The BCRA explained that the list of instruments and applicable ages will be published on its official website. In addition, it established a participation limit: Each entity may make active passes for a maximum of 5% of its computable patrimonial responsibility.
The BCRA and the Ministry of Economy prepare for a key tender
In short, The liquidity window will allow banks to access BCRA funds through active passesusing treasure letters acquired in primary tenders with maturities more than two months. The mechanism will operate at a rate linked to the tamar – reference of wholesale deposits – plus an spread, with the objective of injecting liquidity to the banking system, which crosses an acute shortage of weights in a context of high demand for short -term instruments.

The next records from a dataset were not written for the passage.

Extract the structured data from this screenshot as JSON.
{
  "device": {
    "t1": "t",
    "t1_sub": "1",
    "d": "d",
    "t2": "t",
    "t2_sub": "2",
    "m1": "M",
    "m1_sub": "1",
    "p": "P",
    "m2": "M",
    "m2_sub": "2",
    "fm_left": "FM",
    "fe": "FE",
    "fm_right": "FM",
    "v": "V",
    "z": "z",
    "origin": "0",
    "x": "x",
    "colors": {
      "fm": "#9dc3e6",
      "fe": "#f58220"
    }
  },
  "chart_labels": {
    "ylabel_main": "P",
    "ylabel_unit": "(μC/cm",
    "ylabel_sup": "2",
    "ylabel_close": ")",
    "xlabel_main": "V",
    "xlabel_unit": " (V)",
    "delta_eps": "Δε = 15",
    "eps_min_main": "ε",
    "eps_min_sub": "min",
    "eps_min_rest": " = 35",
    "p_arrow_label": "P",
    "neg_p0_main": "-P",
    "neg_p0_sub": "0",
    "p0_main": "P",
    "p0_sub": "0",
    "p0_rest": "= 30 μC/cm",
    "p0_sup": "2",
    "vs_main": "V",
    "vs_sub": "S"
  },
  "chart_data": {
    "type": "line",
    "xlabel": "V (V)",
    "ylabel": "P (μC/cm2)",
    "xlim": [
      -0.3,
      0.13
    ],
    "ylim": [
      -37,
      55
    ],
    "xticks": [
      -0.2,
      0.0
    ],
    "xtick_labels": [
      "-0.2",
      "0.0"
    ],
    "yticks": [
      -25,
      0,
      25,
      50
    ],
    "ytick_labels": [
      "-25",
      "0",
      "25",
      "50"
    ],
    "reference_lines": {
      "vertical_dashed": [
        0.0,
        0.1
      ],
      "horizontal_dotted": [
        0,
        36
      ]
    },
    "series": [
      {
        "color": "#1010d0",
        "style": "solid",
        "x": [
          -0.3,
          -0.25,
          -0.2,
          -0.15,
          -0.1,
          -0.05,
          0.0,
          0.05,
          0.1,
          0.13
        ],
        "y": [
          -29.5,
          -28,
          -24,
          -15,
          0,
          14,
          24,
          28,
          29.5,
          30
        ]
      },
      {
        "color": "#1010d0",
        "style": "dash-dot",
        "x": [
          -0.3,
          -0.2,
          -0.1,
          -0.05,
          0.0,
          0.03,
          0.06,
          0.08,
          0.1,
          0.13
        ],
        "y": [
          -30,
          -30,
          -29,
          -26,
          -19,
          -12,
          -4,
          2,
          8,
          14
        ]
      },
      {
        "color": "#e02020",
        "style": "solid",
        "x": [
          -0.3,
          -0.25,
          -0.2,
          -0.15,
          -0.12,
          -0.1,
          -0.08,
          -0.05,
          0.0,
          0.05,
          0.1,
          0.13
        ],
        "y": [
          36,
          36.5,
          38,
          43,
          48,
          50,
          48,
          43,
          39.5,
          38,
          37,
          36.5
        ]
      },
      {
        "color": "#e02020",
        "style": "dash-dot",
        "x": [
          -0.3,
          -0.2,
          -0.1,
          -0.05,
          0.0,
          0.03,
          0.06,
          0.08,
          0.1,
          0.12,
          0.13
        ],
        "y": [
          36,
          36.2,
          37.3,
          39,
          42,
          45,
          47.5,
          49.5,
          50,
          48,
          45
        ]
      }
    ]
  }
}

The measure complements the efforts of the Ministry of Economy, headed by Luis Caputowhich in the tender will limit the subscriptions to LECAP of short term (S12S5 and S30S5), encouraging investors to opt for longer instruments, such as Lecap with maturities in October, November or January 2026, or bonds adjusted by inflation and dollar Linked. The strong jump from 80% rates reflects the combination of several factors: The uncertainty prior to debt tender – where the Treasury must renew about $ 15 billion of a total of $ 23 billion projected for August – and the expectation of an adjustment in the exchange regime.
Liquidity scarcity led investors to prioritize short -term instruments, raising their costs and generating pressure on the treasure, which faces the challenge of financing its maturities without further more expensive debt. The BCRA window seeks to relieve this tension, offering banks a financing alternative without depending on the secondary market, where rates have reached levels considered unsustainable.